Welcome to the Woman in White podcast episode from Tea, Tonic & Toxin! In The Woman in White, Wilkie Collins tells the story of a woman locked away in an insane asylum. Well, sort of.

 

This 1860 thriller is considered to be among the first mystery novels (along with Bleak House, among others) and among the first and finest sensation novels. The story includes a ghostly woman, a secret society, switched identities, foreign agents, paranoia, bribery, blackmail, and conspiracies. Seriously, what’s not to love?

 

How to Read ItBuy it on Amazon, buy a copy at your favorite used bookstore, or read it for free (courtesy of Project Gutenberg). You can find discussion questions here.

 

Estimated Reading Time: 12 hours.

 

Yeah, we get it. Twelve hours is a lot of time. But guess what? It’s SO worth it. I mean, you’re reading a Victorian detective story for goodness’ sake. And two of the characters, Marian Halcombe and Count Fosco, are off the charts amazing.

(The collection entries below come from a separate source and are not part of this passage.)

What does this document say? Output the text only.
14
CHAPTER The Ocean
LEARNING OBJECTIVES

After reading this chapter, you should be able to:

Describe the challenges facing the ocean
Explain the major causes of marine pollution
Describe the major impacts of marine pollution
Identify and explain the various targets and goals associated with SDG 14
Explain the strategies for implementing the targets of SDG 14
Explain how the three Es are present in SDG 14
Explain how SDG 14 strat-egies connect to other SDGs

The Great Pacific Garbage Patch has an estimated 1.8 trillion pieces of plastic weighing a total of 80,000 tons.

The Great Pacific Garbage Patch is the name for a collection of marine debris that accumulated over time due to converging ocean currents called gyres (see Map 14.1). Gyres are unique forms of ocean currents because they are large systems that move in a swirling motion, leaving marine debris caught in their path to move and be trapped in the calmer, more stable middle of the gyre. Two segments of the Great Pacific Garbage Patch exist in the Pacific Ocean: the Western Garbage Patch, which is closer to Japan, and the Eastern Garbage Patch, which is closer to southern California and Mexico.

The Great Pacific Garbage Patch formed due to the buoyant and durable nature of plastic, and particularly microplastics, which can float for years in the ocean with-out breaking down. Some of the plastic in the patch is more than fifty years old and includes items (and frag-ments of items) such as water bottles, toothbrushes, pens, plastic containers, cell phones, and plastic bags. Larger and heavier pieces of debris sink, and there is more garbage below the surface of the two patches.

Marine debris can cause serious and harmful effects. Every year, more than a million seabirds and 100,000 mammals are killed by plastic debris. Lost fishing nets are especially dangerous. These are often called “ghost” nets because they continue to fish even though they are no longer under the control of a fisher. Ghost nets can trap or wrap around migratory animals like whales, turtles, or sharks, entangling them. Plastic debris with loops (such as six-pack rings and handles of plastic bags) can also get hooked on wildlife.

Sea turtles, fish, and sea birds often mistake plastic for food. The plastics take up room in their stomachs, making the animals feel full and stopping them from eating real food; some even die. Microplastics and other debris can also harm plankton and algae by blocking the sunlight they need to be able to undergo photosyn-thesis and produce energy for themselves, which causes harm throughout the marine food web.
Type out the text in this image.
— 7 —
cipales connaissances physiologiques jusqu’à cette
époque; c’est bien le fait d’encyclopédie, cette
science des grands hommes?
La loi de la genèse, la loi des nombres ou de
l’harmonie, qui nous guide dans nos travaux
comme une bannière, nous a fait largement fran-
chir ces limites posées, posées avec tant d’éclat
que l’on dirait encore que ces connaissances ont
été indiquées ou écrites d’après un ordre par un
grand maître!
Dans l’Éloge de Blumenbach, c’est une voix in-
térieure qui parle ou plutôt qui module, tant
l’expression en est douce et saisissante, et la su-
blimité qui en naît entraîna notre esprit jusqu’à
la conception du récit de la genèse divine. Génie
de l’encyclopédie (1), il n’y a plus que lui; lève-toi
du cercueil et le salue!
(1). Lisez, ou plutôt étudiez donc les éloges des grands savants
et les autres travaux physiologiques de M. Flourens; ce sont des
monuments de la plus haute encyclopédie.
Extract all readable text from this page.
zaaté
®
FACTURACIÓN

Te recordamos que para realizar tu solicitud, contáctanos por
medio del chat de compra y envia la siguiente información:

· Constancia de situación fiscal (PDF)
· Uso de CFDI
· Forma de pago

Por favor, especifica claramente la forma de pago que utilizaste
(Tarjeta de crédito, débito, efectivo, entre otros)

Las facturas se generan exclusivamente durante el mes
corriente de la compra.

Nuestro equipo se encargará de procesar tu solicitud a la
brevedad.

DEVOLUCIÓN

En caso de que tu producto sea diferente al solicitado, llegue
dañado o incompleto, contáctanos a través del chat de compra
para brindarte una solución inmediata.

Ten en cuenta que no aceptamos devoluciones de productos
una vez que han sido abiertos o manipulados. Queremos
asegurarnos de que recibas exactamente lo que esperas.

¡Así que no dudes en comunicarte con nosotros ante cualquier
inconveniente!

What We're Talking About in the Woman in White Episode

Wilkie Collins has been called the creator of the sensation novel. The novel has a ghostly woman, switched identities, paranoia, forged documents, drugging, bribery, spying, foreign agents, blackmail, lies, and conspiracies. What are your thoughts about sensation novels? And in what ways is the book a detective story?

 

In his preface to the 1860 edition, Collins wrote, “An experiment is attempted in this novel, which has not (so far as I know) been hitherto tried in fiction.” The story is told throughout by the book’s characters. How did you feel about these diverse first-person narratives? What qualities does each narrator bring to the story? And how does everyone remember entire conversations and every single minute details?

 

How do Frederick Fairlie, Sir Percival, Count Fosco, and Hartright each represent distinct styles of masculinity? Did these four men feel real or familiar to you?

 

How much power do women have in The Woman in White? In what ways are the women characters ideals of Victorian womanhood? (Why do Hartright and Marian lie to Laura about their investigation? Why don’t Laura and Anne ever get to tell their own stories?) What surprised you about the women, and what frustrated you?

 

Laura and Anne end up switching places, which is one of the book’s biggest plot points. What’s the deal with these asylums? Details, please! And how did you feel once Laura’s identity was restored?

 

When Hartright returns from Honduras, he tries to restore Laura’s identity using tactics he had first used “against suspected treachery in the wilds of Central America” to the “heart of civilised London.” Why is he forced to work outside the laws and conventions of society? Why did he have to leave England and return to make this change?